From time to time, using the default Windows RDP protocol, we received "Because of an error in data encryption, this session will end". It is not clear for us the root cause of the problem. The problem occurs especially in the moment when the screen content is updated and a lot of content is send by RDP. We suspect that the problem is related to package size. It seems that if we change the security layer to SSL (TLS 1.0) the problem disappears entirely. Further investigation needs to be done.
Last thing is not a real problem but we should be aware of it. To be able to use RDP over Service Bus Relay, we need to deactivate the certificate security from Remote Desktop Connection. The client is behind a tunnel (Service Bus Relay) that will not be able to 'virtualize' the client certificate. Take into account that we are already using a secure connection, offered by the tunnel.

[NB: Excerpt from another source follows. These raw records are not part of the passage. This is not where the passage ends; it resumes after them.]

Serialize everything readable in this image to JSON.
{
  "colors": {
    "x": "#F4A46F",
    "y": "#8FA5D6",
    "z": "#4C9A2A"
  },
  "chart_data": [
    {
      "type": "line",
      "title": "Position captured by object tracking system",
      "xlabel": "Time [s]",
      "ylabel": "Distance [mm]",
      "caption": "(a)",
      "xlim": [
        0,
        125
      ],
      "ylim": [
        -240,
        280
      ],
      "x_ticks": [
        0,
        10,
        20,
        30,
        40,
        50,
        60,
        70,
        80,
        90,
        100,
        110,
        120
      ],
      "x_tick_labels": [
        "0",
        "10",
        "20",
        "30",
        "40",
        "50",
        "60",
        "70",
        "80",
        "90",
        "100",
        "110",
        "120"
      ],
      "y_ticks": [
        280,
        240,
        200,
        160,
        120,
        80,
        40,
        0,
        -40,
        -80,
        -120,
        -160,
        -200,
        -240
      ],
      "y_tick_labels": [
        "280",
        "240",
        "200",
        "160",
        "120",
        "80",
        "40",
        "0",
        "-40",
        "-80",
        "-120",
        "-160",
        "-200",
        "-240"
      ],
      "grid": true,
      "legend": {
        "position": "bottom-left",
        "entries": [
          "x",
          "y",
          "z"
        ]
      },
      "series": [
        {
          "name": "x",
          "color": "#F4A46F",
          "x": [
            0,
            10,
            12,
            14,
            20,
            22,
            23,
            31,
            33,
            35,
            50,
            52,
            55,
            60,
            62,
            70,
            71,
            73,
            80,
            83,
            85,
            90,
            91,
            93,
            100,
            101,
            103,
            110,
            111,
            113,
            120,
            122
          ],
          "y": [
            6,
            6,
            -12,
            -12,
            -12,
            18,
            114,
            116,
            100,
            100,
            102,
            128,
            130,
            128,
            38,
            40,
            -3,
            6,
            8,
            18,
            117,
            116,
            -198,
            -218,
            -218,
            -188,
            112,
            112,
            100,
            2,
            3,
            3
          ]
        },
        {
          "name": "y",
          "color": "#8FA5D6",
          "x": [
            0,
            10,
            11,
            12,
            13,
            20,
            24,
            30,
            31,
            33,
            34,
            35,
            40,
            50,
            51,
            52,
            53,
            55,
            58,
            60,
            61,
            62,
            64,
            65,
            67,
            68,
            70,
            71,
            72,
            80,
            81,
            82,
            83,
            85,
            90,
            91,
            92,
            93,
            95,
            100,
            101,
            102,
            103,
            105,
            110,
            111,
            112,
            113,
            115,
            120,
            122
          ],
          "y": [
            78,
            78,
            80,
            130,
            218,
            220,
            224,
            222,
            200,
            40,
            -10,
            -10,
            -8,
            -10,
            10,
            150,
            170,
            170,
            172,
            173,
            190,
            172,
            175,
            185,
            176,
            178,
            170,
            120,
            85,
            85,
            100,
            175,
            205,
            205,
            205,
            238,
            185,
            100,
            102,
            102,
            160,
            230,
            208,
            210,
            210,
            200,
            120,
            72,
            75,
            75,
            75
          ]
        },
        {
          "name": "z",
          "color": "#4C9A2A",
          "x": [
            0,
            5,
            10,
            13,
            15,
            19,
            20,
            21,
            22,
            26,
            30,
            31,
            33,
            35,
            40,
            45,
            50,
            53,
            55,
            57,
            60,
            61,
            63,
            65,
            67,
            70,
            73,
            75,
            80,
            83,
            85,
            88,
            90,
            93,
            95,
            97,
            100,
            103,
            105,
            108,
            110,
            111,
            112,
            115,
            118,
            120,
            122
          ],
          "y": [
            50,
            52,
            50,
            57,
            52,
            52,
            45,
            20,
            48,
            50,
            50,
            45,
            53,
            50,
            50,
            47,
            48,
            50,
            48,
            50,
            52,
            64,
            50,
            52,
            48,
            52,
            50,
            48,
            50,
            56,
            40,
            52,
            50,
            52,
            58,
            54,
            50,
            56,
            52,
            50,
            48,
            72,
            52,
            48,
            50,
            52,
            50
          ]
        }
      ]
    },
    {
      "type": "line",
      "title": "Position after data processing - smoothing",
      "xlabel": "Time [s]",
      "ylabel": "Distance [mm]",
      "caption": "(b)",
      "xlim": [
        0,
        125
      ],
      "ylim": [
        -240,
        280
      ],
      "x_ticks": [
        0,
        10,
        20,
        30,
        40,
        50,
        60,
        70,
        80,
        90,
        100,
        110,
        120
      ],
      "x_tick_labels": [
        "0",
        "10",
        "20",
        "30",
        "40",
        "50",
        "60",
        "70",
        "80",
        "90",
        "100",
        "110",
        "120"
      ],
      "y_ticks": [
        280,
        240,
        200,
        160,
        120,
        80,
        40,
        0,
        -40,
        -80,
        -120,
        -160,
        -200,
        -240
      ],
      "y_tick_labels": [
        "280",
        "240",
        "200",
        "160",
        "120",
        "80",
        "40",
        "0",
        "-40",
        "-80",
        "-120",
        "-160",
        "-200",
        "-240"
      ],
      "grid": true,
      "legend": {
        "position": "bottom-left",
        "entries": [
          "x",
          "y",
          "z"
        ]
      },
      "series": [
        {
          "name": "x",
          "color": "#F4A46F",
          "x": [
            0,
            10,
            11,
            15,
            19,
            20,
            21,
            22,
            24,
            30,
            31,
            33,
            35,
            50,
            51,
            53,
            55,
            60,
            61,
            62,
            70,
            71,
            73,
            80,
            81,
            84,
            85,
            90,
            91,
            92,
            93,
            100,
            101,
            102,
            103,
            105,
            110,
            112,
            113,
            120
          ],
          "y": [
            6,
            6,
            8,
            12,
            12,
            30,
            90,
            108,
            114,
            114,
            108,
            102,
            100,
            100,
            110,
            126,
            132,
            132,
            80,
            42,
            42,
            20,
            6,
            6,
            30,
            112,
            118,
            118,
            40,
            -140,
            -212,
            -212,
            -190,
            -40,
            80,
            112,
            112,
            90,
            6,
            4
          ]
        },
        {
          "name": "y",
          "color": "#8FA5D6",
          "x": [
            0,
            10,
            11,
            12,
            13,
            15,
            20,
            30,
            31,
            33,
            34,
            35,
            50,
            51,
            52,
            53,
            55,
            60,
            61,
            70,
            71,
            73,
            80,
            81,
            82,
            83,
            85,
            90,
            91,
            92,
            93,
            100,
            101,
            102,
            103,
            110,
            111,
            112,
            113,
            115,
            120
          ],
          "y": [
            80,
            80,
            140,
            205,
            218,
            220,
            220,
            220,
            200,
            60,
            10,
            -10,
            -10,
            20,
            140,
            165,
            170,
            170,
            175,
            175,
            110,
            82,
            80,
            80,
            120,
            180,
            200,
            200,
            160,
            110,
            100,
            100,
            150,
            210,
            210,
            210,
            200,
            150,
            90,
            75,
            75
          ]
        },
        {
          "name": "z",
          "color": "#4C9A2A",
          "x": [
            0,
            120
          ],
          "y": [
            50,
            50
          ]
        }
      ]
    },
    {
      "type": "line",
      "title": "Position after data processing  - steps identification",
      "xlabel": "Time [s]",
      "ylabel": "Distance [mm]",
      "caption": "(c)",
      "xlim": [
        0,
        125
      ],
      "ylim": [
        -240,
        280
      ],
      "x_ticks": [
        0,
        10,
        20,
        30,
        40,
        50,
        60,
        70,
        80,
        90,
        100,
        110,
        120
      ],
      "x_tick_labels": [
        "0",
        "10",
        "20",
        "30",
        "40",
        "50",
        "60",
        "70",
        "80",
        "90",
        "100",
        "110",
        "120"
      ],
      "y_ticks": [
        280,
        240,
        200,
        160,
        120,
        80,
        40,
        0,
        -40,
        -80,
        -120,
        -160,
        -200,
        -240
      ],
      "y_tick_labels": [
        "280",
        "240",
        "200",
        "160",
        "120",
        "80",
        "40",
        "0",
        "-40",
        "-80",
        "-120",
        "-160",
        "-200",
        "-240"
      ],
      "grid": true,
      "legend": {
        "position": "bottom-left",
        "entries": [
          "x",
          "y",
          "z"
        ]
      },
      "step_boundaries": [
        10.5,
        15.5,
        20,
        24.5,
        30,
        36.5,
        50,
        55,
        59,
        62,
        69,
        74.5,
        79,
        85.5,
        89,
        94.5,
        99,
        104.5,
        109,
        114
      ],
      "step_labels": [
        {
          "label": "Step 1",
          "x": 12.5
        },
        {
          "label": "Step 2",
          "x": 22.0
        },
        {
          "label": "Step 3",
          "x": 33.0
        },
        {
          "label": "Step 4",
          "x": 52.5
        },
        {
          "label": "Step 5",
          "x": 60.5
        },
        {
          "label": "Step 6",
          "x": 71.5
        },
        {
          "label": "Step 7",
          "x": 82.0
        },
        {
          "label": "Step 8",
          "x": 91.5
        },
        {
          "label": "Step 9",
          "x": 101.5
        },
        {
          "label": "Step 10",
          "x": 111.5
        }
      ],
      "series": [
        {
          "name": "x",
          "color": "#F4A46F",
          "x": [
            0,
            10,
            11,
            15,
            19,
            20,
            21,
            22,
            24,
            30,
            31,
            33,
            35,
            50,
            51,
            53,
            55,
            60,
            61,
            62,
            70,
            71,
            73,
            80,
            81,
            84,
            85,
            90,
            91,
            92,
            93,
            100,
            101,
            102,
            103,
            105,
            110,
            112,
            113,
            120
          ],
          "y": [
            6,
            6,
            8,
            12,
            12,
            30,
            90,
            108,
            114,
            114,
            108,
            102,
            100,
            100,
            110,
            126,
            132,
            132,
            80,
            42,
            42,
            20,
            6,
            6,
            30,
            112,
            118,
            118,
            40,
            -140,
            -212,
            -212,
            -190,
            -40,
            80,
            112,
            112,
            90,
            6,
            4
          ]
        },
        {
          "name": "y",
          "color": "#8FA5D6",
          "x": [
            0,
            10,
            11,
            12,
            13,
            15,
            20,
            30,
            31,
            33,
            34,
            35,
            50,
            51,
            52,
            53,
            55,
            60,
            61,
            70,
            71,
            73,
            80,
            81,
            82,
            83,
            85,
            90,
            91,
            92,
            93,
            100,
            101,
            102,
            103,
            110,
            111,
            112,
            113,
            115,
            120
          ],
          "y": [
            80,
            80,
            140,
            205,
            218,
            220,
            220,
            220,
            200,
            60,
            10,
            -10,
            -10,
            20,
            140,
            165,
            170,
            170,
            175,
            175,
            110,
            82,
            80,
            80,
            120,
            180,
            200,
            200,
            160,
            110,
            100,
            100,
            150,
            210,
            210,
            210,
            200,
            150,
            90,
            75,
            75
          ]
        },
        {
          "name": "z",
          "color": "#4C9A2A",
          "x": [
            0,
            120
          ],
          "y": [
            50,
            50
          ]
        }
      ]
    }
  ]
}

Service Bus Relay is an extremely interesting service that is very capable and scalable. It works great as a tunnel mechanism for RDP - an out of the box solution. Without having to manage custom configuration, relay servers or other custom components, we can say that it is a great option for tunneling. Also, what is great is that we don't have to use a Remote Desktop solution from Microsoft. In the end, we can use any kind of protocol, Service Bus Relay is only the port bridge solution for tunneling.
The sample code for port bridge it is not a production code, but it is a good starting point that I highly recommend.